European Court Cases Test "Open Skies" Agreements with U.S.


MAY 8, 2001
BRUSSELS


[Editor's note: The outcome of these cases will have important consequences for the stand-off between the U.S. and the European Commission on the issue whether jet aircraft retrofitted with ineffective "hush kits" to meet current international aircraft noise standards will be able to land at European airports.]

On Tuesday 8 May, an oral hearing will take place before the European Court of Justice on the legal cases brought by the European Commission against seven countries that have concluded bilateral "Open Skies" agreements with the United States in the field of air transport (Austria, Belgium, Denmark, Finland, Germany, Luxembourg, Sweden), as well as against the United Kingdom, which has also opened its market to the US carriers in the Bermuda II agreement.

The cases were originally submitted to the Court in December 1998 and written submissions in which the parties set out their arguments have been exchanged. In October 1999 the Netherlands decided to join the cases in support of the other member states.

After the oral proceedings the parties will need to await the opinion of the Advocate-General before the final ruling of the Court is announced.

The Commission is examining the scope for further legal action against the Netherlands (in its own right), France, Italy, and Portugal, all of which have also concluded bilateral agreements with the United States in recent years.


The Commission's Position

In 1992 the member states of the European Union agreed to create a single market in air transport. This meant liberalizing aviation and allowing all European airlines to fly passengers and goods throughout the EU. This liberalization created a single European market for air transport and gave all airlines established inside the EU equal rights under the law.

The Commission takes the view that the member states of the European Union should not now enter into a bilateral agreement with countries from outside the EU on an individual basis since such agreements:

a. affect the way the single market operates, for example, by allowing foreign air carriers to enter the internal European market. Airlines have to meet strict criteria to gain their status as European carriers and they should not face unfair competition from external carriers that do not meet those criteria, or which operate in a protected environment at home;

b. give airlines from one member state unfair competitive advantages over airlines from other member states, in particular, by allocating air traffic rights to foreign destinations on the basis of nationality, which negates the very essence of the internal market. The nationality rules hamper competition between European airlines by limiting each airline to its national market only and prevent the European industry from consolidating into more economic international businesses.

Given that there is a single European domestic market and that all European airlines should have equal rights to fly passengers and cargo, the Commission considers that negotiations with foreign countries cannot be negotiated by every member state and that the resulting agreements should provide all European airlines with equal rights and benefits.

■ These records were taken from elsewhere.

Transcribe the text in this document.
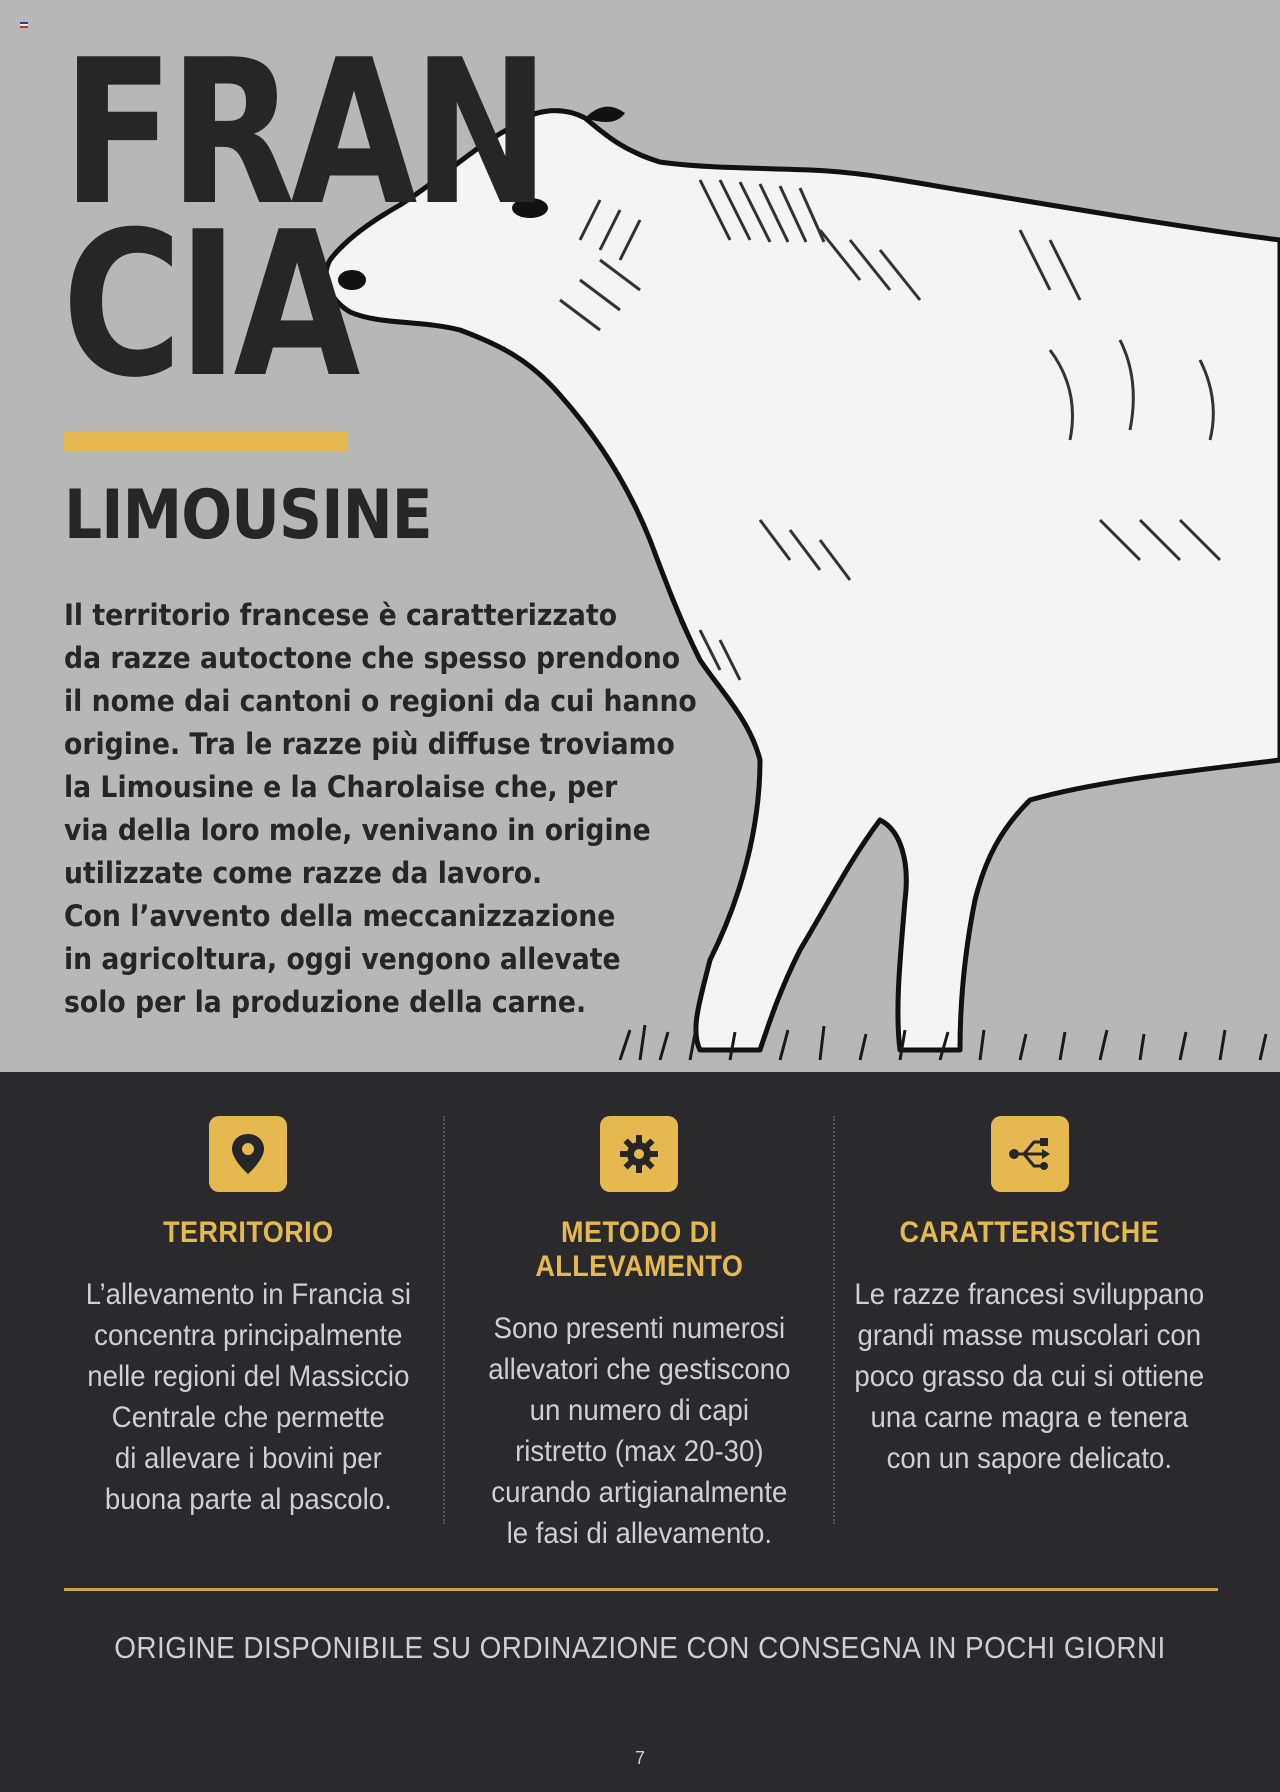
FRAN
CIA
LIMOUSINE
Il territorio francese è caratterizzato
da razze autoctone che spesso prendono
il nome dai cantoni o regioni da cui hanno
origine. Tra le razze più diffuse troviamo
la Limousine e la Charolaise che, per
via della loro mole, venivano in origine
utilizzate come razze da lavoro.
Con l’avvento della meccanizzazione
in agricoltura, oggi vengono allevate
solo per la produzione della carne.
TERRITORIO
L’allevamento in Francia si
concentra principalmente
nelle regioni del Massiccio
Centrale che permette
di allevare i bovini per
buona parte al pascolo.
METODO DI ALLEVAMENTO
Sono presenti numerosi
allevatori che gestiscono
un numero di capi
ristretto (max 20-30)
curando artigianalmente
le fasi di allevamento.
CARATTERISTICHE
Le razze francesi sviluppano
grandi masse muscolari con
poco grasso da cui si ottiene
una carne magra e tenera
con un sapore delicato.
ORIGINE DISPONIBILE SU ORDINAZIONE CON CONSEGNA IN POCHI GIORNI
7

The Agreements with the United States

All the agreements being challenged by the Commission are bilateral agreements between individual EU member states and the U.S. Moreover, all bar one of the agreements is a full "Open Skies" agreement which comprehensively liberalises air transport, including the right to fly onwards from the destination to a third country (known as "fifth freedom traffic rights"). The UK agreement is more restrictive than the "Open Skies" arrangements, but only in respect of Heathrow and Gatwick. For all other airports it contains similar elements that affect the single market and prevent European airlines from competing on an equal footing with their British counterparts.

The Commission respects the general liberalization objective of these bilateral agreements, but believes that by negotiating separately, the EU member states concerned have given US airlines considerable access to the domestic European market without gaining rights of equivalent value for European airlines in the United States. For example, while US carriers can fly freely from any point in the US to almost any point in the EU under this patchwork of agreements, European airlines can only fly to US destinations from their home country. Moreover, while US airlines can use their "fifth freedom" rights to fly between two member states of the EU, European airlines cannot fly in between different destinations within the US.

The Commission believes that in the case of negotiations with the United States, the only way for the EU to achieve a more balanced outcome is by pooling the negotiating leverage of all EU member states together. This joint approach, under which the EU speaks with a single unified and powerful voice, is now used in virtually all major international trade negotiations to good effect and the Commission sees no rationale for air transport to be approached in a different manner. The Commission, with the support of all Europe's major airlines, has developed a concept for a full EU-US agreement that would aim to create a fully liberalized market and open-up international investment in airlines. The Commission is awaiting the political go-ahead from the member states to open discussions with the US on this "Transatlantic Common Aviation Area".